The Opinion Letter is provided for the information and assistance of the Board of Directors of the Company in connection with its consideration of the transaction contemplated therein. We understand that the Company has determined to include our opinion in the Amendment. In that regard, we hereby consent to the reference to our Opinion Letter under the captions “Opinion of Endo’s Financial Advisor,” “Risks Relating to the Transaction,” “Recommendation of the Endo Board of Directors and Endo’s Reasons for the Transaction” and “Endo Unaudited Prospective Financial Information” and to the inclusion of the foregoing opinion in the Joint Proxy Statement/Prospectus included in the Amendment.

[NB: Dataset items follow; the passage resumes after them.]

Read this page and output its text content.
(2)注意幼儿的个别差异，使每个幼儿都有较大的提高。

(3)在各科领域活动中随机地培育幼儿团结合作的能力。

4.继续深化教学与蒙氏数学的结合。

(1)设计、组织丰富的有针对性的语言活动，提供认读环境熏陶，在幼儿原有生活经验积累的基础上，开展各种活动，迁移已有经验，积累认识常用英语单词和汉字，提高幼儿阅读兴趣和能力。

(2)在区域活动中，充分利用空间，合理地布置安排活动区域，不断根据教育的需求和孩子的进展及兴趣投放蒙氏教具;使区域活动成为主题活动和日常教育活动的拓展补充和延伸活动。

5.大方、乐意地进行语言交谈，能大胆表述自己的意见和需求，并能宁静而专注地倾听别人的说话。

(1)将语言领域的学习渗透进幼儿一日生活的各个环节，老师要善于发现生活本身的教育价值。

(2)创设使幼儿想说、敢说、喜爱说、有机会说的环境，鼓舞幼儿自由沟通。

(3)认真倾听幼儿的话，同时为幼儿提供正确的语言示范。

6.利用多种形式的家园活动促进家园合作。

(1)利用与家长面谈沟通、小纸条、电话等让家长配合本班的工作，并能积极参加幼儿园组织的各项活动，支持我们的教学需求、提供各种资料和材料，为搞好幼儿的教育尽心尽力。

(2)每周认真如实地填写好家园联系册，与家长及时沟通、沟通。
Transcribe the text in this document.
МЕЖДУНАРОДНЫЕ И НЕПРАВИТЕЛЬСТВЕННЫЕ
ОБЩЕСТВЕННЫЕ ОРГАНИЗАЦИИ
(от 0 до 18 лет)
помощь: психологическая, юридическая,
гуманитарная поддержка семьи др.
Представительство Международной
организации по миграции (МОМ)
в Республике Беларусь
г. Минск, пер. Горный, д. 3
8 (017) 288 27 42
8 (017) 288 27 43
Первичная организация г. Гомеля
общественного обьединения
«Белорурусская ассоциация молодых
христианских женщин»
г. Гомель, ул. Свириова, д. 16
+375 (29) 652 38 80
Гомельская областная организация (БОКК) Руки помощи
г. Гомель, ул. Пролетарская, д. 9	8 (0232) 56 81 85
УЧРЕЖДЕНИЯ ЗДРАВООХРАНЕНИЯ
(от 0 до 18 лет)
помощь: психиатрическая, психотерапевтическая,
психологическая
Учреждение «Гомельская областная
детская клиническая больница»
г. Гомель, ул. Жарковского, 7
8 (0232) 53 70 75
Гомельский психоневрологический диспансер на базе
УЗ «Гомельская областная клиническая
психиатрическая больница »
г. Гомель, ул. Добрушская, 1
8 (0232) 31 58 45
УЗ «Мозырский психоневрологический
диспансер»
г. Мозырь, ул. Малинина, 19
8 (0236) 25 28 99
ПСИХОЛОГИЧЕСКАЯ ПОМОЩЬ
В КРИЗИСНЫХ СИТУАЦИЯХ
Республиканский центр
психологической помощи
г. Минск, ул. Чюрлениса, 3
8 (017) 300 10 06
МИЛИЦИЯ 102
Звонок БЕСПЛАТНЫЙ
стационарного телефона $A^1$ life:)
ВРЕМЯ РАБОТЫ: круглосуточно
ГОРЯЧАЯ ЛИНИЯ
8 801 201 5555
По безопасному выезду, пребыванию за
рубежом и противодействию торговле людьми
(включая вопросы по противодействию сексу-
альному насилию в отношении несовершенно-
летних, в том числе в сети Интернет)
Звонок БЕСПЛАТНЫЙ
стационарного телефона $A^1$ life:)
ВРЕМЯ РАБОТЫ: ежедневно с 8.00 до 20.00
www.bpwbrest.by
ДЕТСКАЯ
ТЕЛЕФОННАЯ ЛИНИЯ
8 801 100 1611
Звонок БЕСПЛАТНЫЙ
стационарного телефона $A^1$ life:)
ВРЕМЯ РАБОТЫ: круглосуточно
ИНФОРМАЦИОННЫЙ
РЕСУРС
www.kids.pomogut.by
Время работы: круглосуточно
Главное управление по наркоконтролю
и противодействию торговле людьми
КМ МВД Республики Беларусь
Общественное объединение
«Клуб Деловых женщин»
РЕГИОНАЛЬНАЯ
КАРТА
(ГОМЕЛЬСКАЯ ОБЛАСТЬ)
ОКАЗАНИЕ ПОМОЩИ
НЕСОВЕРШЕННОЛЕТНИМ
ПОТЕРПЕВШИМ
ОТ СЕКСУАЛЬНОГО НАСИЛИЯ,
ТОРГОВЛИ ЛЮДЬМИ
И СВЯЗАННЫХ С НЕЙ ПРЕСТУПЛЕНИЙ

Notwithstanding the foregoing, it is understood that our consent is being delivered solely in connection with the filing of the Amendment and that our Opinion Letter is not to be used, circulated, quoted or otherwise referred to for any other purpose, nor is it to be filed with, included in or referred to, in whole or in part in any registration statement (including any subsequent amendments to the Registration Statement, as amended), proxy statement or any other document, except in accordance with our prior written consent. In giving such consent, we do not thereby admit that we come within the category of persons whose consent is required under Section 7 of the Securities Act of 1933 or the rules and regulations of the Securities and Exchange Commission thereunder.